Clinical Evaluation Report (CER)

What it is

Clinical Evaluation Report (CER) is the structured conclusion of a device’s clinical evaluation, demonstrating safety, performance, and benefit–risk for the stated intended purpose using all relevant clinical data. It is mandatory for CE marking and must be maintained throughout the lifecycle (MDR 2017/745 Art. 61; Annex XIV Part A–B).

Regulatory framework

• MDR Article 61: Requires clinical evaluation for all devices; sets when new clinical investigations are needed and when justified alternatives (e.g., equivalence, well-established technologies) may apply (Art. 61(1), (3)–(6)).
• Annex XIV Part A: Methods to plan, identify, appraise, and analyze clinical data; outputs include the Clinical Evaluation Plan (CEP) and CER.
• Annex XIV Part B: Post-Market Clinical Follow-up (PMCF) planning, conduct, and reporting; PMCF is expected unless a robust, device-specific justification shows it is not necessary.
• Related hooks: GSPRs (Annex I), technical documentation (Annex II–III), PMS/PSUR and vigilance (Arts. 83–92).
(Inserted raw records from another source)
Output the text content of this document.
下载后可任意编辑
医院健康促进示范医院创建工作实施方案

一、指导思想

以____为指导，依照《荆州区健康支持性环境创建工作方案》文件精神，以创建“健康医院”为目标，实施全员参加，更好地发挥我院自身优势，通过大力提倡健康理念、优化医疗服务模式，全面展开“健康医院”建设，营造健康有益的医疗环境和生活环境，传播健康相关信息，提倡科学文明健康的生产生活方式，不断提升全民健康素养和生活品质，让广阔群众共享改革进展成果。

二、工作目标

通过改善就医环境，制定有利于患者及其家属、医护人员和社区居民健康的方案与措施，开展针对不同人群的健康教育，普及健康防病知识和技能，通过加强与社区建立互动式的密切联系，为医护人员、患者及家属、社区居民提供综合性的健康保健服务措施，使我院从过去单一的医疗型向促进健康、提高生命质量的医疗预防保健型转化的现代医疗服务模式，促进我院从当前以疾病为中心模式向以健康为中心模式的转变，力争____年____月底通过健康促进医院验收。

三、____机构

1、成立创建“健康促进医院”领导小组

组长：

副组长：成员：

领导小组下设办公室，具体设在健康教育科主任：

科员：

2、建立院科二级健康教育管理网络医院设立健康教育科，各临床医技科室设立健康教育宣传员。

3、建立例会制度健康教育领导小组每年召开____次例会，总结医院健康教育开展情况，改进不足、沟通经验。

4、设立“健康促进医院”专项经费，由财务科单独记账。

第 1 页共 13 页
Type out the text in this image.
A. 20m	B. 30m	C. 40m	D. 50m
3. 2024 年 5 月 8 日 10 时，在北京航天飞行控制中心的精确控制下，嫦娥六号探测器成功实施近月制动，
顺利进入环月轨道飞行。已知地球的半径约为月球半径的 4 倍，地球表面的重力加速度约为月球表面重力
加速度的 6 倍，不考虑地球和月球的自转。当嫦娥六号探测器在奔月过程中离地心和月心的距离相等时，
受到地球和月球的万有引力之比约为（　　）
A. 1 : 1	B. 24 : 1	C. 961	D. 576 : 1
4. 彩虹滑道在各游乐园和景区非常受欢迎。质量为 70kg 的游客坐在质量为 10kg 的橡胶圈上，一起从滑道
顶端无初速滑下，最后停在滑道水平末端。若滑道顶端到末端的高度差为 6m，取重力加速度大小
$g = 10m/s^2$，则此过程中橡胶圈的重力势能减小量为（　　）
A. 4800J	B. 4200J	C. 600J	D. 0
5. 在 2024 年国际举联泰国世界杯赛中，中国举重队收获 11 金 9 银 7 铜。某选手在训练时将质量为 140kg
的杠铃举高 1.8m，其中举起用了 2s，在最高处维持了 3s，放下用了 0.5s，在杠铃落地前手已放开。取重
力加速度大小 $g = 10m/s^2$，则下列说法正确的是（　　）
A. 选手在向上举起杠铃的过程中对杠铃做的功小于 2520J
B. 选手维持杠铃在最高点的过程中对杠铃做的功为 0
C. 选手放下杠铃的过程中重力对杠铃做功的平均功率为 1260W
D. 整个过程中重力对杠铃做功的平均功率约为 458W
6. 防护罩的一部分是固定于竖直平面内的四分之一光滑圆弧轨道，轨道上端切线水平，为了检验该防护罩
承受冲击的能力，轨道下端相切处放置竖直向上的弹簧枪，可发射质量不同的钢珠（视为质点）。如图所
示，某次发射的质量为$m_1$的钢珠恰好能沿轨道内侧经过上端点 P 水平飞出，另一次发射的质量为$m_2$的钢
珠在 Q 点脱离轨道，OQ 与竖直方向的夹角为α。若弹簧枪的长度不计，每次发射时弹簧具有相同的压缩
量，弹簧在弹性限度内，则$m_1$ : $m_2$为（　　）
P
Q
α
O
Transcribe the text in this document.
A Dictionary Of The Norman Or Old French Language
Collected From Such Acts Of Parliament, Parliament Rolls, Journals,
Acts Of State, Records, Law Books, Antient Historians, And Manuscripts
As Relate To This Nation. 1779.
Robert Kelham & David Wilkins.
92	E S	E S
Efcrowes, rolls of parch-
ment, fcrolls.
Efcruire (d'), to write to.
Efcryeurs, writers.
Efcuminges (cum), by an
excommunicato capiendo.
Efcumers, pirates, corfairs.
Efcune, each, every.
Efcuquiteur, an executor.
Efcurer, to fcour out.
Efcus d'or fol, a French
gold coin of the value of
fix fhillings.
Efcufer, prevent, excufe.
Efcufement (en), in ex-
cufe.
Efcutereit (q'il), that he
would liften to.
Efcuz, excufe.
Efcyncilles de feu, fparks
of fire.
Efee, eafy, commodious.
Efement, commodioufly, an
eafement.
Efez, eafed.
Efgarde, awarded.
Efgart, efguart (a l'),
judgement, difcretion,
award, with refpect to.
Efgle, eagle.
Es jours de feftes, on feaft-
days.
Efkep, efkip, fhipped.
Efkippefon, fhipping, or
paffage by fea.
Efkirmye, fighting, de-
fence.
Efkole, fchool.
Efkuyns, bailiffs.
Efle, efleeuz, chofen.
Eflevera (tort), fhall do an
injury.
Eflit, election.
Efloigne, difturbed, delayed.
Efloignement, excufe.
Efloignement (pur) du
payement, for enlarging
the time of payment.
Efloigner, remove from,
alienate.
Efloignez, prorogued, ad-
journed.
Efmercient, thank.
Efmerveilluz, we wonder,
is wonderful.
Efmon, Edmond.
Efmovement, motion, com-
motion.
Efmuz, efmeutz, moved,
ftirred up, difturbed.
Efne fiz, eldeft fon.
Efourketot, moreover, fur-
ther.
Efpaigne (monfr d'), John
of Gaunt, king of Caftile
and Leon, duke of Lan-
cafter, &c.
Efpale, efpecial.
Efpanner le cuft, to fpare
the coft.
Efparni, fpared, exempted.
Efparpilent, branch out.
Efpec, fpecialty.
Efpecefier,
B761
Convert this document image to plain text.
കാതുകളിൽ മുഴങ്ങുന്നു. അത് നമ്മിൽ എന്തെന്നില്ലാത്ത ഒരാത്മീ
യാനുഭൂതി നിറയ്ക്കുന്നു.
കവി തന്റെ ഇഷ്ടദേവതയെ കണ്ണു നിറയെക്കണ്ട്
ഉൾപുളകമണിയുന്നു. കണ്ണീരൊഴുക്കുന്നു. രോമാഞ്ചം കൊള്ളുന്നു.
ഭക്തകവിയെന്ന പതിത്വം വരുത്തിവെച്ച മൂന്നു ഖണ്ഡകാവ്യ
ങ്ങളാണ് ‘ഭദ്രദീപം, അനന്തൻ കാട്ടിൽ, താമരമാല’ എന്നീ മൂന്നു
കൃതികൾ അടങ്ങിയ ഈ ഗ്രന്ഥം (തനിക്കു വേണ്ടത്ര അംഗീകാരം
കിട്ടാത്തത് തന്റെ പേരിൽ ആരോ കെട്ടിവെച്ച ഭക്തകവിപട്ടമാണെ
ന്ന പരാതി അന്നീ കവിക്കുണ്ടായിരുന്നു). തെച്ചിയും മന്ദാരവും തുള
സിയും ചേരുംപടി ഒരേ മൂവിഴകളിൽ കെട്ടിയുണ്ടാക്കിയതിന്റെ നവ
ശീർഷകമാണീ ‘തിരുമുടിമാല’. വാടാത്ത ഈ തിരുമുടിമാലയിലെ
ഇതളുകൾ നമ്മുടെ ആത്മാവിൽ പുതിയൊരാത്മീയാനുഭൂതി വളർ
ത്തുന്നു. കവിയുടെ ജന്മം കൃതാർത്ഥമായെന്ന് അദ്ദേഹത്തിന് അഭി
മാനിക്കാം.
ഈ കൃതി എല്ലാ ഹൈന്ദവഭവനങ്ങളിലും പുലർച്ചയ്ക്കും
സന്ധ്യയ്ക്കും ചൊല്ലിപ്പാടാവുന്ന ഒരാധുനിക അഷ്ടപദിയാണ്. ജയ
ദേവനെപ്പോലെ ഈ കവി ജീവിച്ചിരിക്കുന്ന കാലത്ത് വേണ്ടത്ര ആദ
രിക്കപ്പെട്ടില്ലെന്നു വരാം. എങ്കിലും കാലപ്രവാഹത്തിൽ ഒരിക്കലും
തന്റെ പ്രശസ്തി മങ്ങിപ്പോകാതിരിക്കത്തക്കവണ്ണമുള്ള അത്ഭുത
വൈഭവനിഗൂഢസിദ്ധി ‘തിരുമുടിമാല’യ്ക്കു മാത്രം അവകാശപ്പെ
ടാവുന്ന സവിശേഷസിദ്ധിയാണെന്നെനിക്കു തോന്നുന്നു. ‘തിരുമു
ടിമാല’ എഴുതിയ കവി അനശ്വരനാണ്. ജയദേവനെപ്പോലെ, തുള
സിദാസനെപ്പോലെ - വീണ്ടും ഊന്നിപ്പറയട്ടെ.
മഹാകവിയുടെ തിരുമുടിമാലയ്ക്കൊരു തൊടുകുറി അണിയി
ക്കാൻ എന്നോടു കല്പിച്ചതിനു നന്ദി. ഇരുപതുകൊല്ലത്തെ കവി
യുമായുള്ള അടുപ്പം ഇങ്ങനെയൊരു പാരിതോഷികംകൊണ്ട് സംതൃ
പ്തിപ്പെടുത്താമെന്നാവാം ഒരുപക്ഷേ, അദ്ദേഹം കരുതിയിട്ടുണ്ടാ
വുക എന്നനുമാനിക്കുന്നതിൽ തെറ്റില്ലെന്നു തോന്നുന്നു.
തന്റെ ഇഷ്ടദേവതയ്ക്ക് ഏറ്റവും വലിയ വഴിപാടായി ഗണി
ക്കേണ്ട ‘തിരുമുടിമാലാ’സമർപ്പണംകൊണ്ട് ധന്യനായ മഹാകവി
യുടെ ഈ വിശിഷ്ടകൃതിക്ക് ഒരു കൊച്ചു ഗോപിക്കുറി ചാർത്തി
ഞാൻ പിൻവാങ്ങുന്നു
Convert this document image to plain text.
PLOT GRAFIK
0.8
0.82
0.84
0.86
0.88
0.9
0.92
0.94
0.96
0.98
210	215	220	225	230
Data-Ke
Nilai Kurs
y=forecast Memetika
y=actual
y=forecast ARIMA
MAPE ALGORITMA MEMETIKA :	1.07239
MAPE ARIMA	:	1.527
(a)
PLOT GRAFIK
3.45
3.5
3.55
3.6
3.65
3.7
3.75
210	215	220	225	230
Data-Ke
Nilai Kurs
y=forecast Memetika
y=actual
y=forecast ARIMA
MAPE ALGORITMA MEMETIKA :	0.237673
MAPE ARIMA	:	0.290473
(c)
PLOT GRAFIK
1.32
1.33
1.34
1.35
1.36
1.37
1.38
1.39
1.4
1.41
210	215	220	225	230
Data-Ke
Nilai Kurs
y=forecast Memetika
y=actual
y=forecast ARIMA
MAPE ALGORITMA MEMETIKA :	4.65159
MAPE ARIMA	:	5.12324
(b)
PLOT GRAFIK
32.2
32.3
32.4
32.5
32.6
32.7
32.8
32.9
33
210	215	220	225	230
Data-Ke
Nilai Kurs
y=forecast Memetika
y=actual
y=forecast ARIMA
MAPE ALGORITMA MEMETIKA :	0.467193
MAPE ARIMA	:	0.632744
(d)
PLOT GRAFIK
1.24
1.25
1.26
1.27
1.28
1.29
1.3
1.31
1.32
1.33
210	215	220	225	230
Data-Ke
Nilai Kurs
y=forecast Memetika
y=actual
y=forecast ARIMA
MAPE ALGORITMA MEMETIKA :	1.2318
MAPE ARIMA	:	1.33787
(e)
Key elements / What it covers

• Intended purpose & claims: Indications, users, settings, and outcomes the evidence must support.
• Evidence set: Clinical investigations, literature, real-world data/registries, and—if fully justified—equivalence data with access to underlying files (Annex XIV Part A §3).
• Appraisal & weighting: Relevance, reliability, and robustness of each source; management of uncertainty.
• Benefit–risk: Reasoned conclusions for each claim and population, with residual risks and risk controls aligned to Annex I.
• Updates: Integration of PMS/PMCF signals; living document throughout the lifecycle.

Process — how it works

• 1) Plan (CEP): Define scope, endpoints, acceptance criteria, literature strategy, appraisal tools, comparators, and PMCF trigger logic (Annex XIV Part A).
• 2) Identify data: Gather internal/external clinical evidence, including legacy data if still relevant and adequate.
• 3) Appraise & weight: Judge methodological quality; document rationales and exclusions.
• 4) Analyze: Synthesize against intended purpose and GSPRs; address gaps and uncertainties.
• 5) Conclude (CER): State benefit–risk and supported claims; define open questions and PMCF.
• 6) Maintain: Run PMCF as planned or justify non-performance; update CER with PMS/PSUR and vigilance outcomes.

Common pitfalls

• Equivalence claimed without full technical/biological/clinical matching and access to data (Annex XIV Part A §3).
• Endpoints that do not reflect the labeled claims, users, or settings.
• Literature reviews lacking transparent strategy, selection criteria, or quality appraisal.
• Static CERs that ignore PMS/PMCF signals or fail to update benefit–risk and labeling.
• Assuming PMCF is optional without a robust, device-specific justification.

Quick checks / Tips

• Are claims precise, testable, and mapped to endpoints and success criteria in the CEP?
• Does each data source have documented relevance, reliability, and robustness?
• Is benefit–risk positive for every intended population and use setting?
• If using equivalence, do you have evidence access and full 3-pillar matching?
• Does the CER pull PMS/PMCF outputs into labeling, risk files, and the GSPR matrix?